The PC-12 competes so well in a market filled with all these other aircraft because it's able to provide the fit & finish of a nice business aircraft with the utility of an SUV. Sure, the King Air can handle some unimproved fields, but it wasn't designed for them from the ground up like the PC-12 was. I can tell you from experience that the PC-12 is a great aircraft for "unprepared surfaces." It has an enormous cargo door and lots of interior space. I've heard stories of owners using the PC-12 to transport snowmobiles, motorcycles, and a yard-worth of sod for their private island. None of the PC-12s competitors can match its utility.

  • To be fair, let's mention that the Cessna C-208 Caravan is a great utility aircraft. It does a great job of landing at unimproved surfaces and can carry a lot. It's not pressurized though and it's even slower than the PC-12.
  • I've also flown the Pacific Aerospace XSTOL P750. It was a riot to fly and offers utility comparable or superior to the C-208, but it has the same shortcomings compared with the PC-12.

Possibly the only valid complaints about the PC-12 were that it isn't fast and that it didn't have a second engine in case the first one failed. While neither seems to have been a major problem, it's obvious that plenty of potential customers have placed speed or redundancy before utility over the years. Pilatus noticed...and now they're developing the PC-24.

Just like the PC-12, the PC-24 is being developed first and foremost as a utility aircraft. It's designed to operate on less than 3000 feet of dirt. It has a large cargo door, much like its predecessor. Unlike all of Pilatus' previous aircraft though, the PC-24 is a twin turbofan offering speed, comfort and redundancy to match or exceed most of the PC-12's competitors.

This is revolutionary. There isn't another twin jet on the market designed for regular dirt operations. Pilatus claims that the PC-24 will be capable of operating from 21,000 airports worldwide. Many of these will be dirt or grass fields throughout the world that, until now, couldn't hope to operate anything faster than a PC-12. Being able to fly a PC-24 out of these airfields will make it possible to travel faster and farther from these places than ever before. From air ambulance, to business travel in developing nations, to military applications, the PC-24 will change the speed of utility aviation.

Pilatus is smart enough though to realize that it can't just make this an ugly utility aircraft. There are a lot of really nice twin jets out there, so the PC-24 has to measure up. They're putting all the right effort into interior styling and comfort, as well as owner service and support. I think this aircraft will be attractive to anyone in the market for a light jet, even if they aren't looking for a utility machine.

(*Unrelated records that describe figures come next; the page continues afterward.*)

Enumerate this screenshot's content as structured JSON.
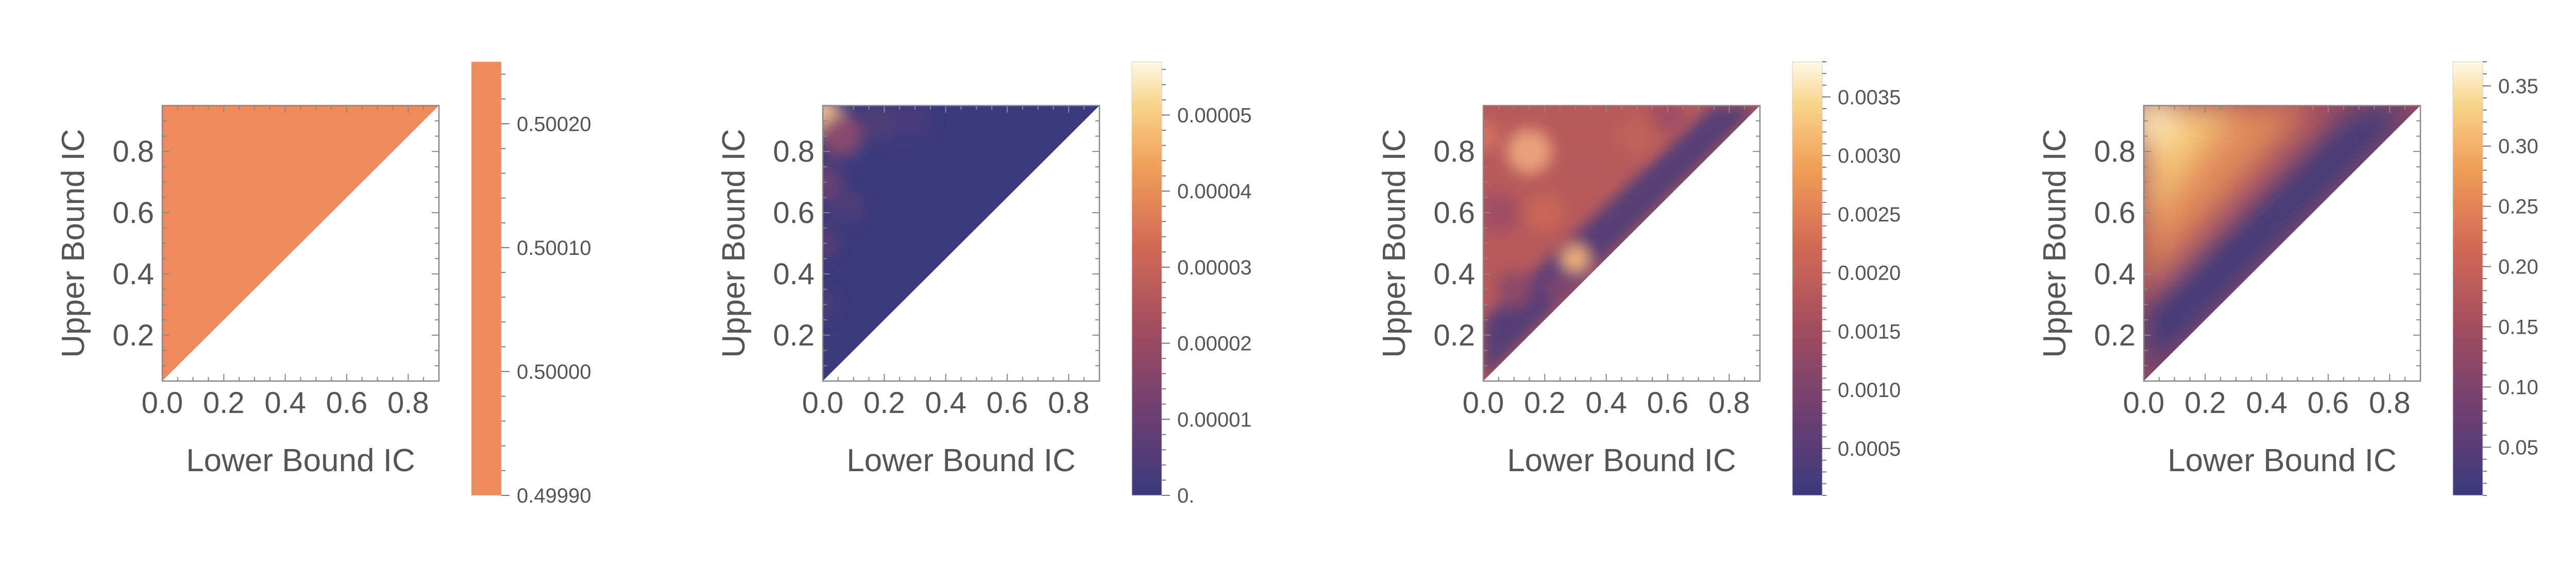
{
  "chart_data": [
    {
      "type": "heatmap",
      "region": "triangle-above-diagonal",
      "xlabel": "Lower Bound IC",
      "ylabel": "Upper Bound IC",
      "xlim": [
        0.0,
        0.9
      ],
      "ylim": [
        0.05,
        0.95
      ],
      "xticks": [
        "0.0",
        "0.2",
        "0.4",
        "0.6",
        "0.8"
      ],
      "yticks": [
        "0.2",
        "0.4",
        "0.6",
        "0.8"
      ],
      "color_range": [
        0.4999,
        0.50025
      ],
      "colorbar_ticks": [
        "0.49990",
        "0.50000",
        "0.50010",
        "0.50020"
      ],
      "colorbar_tick_values": [
        0.4999,
        0.5,
        0.5001,
        0.5002
      ],
      "fill": "uniform 0.5000 (solid orange)"
    },
    {
      "type": "heatmap",
      "region": "triangle-above-diagonal",
      "xlabel": "Lower Bound IC",
      "ylabel": "Upper Bound IC",
      "xlim": [
        0.0,
        0.9
      ],
      "ylim": [
        0.05,
        0.95
      ],
      "xticks": [
        "0.0",
        "0.2",
        "0.4",
        "0.6",
        "0.8"
      ],
      "yticks": [
        "0.2",
        "0.4",
        "0.6",
        "0.8"
      ],
      "color_range": [
        0.0,
        5.7e-05
      ],
      "colorbar_ticks": [
        "0.",
        "0.00001",
        "0.00002",
        "0.00003",
        "0.00004",
        "0.00005"
      ],
      "colorbar_tick_values": [
        0.0,
        1e-05,
        2e-05,
        3e-05,
        4e-05,
        5e-05
      ],
      "fill": "mostly 0 (dark blue), brighter near lower bound 0 and upper bound near 0.9"
    },
    {
      "type": "heatmap",
      "region": "triangle-above-diagonal",
      "xlabel": "Lower Bound IC",
      "ylabel": "Upper Bound IC",
      "xlim": [
        0.0,
        0.9
      ],
      "ylim": [
        0.05,
        0.95
      ],
      "xticks": [
        "0.0",
        "0.2",
        "0.4",
        "0.6",
        "0.8"
      ],
      "yticks": [
        "0.2",
        "0.4",
        "0.6",
        "0.8"
      ],
      "color_range": [
        0.0001,
        0.0038
      ],
      "colorbar_ticks": [
        "0.0005",
        "0.0010",
        "0.0015",
        "0.0020",
        "0.0025",
        "0.0030",
        "0.0035"
      ],
      "colorbar_tick_values": [
        0.0005,
        0.001,
        0.0015,
        0.002,
        0.0025,
        0.003,
        0.0035
      ],
      "fill": "mid values across interior, low along diagonal, hotspots near (0.15,0.8) and (0.3,0.45)"
    },
    {
      "type": "heatmap",
      "region": "triangle-above-diagonal",
      "xlabel": "Lower Bound IC",
      "ylabel": "Upper Bound IC",
      "xlim": [
        0.0,
        0.9
      ],
      "ylim": [
        0.05,
        0.95
      ],
      "xticks": [
        "0.0",
        "0.2",
        "0.4",
        "0.6",
        "0.8"
      ],
      "yticks": [
        "0.2",
        "0.4",
        "0.6",
        "0.8"
      ],
      "color_range": [
        0.01,
        0.37
      ],
      "colorbar_ticks": [
        "0.05",
        "0.10",
        "0.15",
        "0.20",
        "0.25",
        "0.30",
        "0.35"
      ],
      "colorbar_tick_values": [
        0.05,
        0.1,
        0.15,
        0.2,
        0.25,
        0.3,
        0.35
      ],
      "fill": "increases with gap between upper and lower bound; highest at lower bound 0, upper bound 0.95"
    }
  ],
  "colors": {
    "uniform_fill": "#ef8a5d",
    "axis": "#888888",
    "text": "#555555",
    "gradient": [
      "#3a3a7c",
      "#6b3f73",
      "#a04c5f",
      "#d46a55",
      "#f0a058",
      "#f8d48a",
      "#fff9e6"
    ]
  }
}
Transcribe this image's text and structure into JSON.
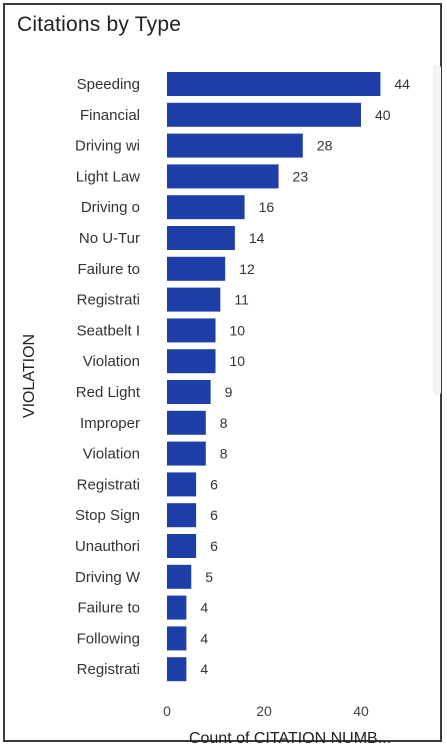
{
  "visual": {
    "title": "Citations by Type"
  },
  "chart_data": {
    "type": "bar",
    "orientation": "horizontal",
    "title": "Citations by Type",
    "xlabel": "Count of CITATION NUMB...",
    "ylabel": "VIOLATION",
    "xlim": [
      0,
      44
    ],
    "xticks": [
      0,
      20,
      40
    ],
    "grid": false,
    "bar_color": "#1f3fa8",
    "categories": [
      "Speeding",
      "Financial",
      "Driving wi",
      "Light Law",
      "Driving o",
      "No U-Tur",
      "Failure to",
      "Registrati",
      "Seatbelt I",
      "Violation",
      "Red Light",
      "Improper",
      "Violation",
      "Registrati",
      "Stop Sign",
      "Unauthori",
      "Driving W",
      "Failure to",
      "Following",
      "Registrati"
    ],
    "values": [
      44,
      40,
      28,
      23,
      16,
      14,
      12,
      11,
      10,
      10,
      9,
      8,
      8,
      6,
      6,
      6,
      5,
      4,
      4,
      4
    ]
  }
}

Pilatus is projecting the price at $8.9 Million in 2017. That's going to keep a lot of utility owners flying C-208s or used PC-12s for a long time. However, if a person or organization can afford to put a 3000' dirt strip somewhere and operate any turboprop aircraft from it, I'd say there's a fair chance a PC-24 will be attainable and advantageous to them.

As a big fan of the PC-12, I'm looking forward to seeing the PC-24 finish the certification process. I think it's going to exceed the outstanding record of the PC-12 and help change worldwide aviation.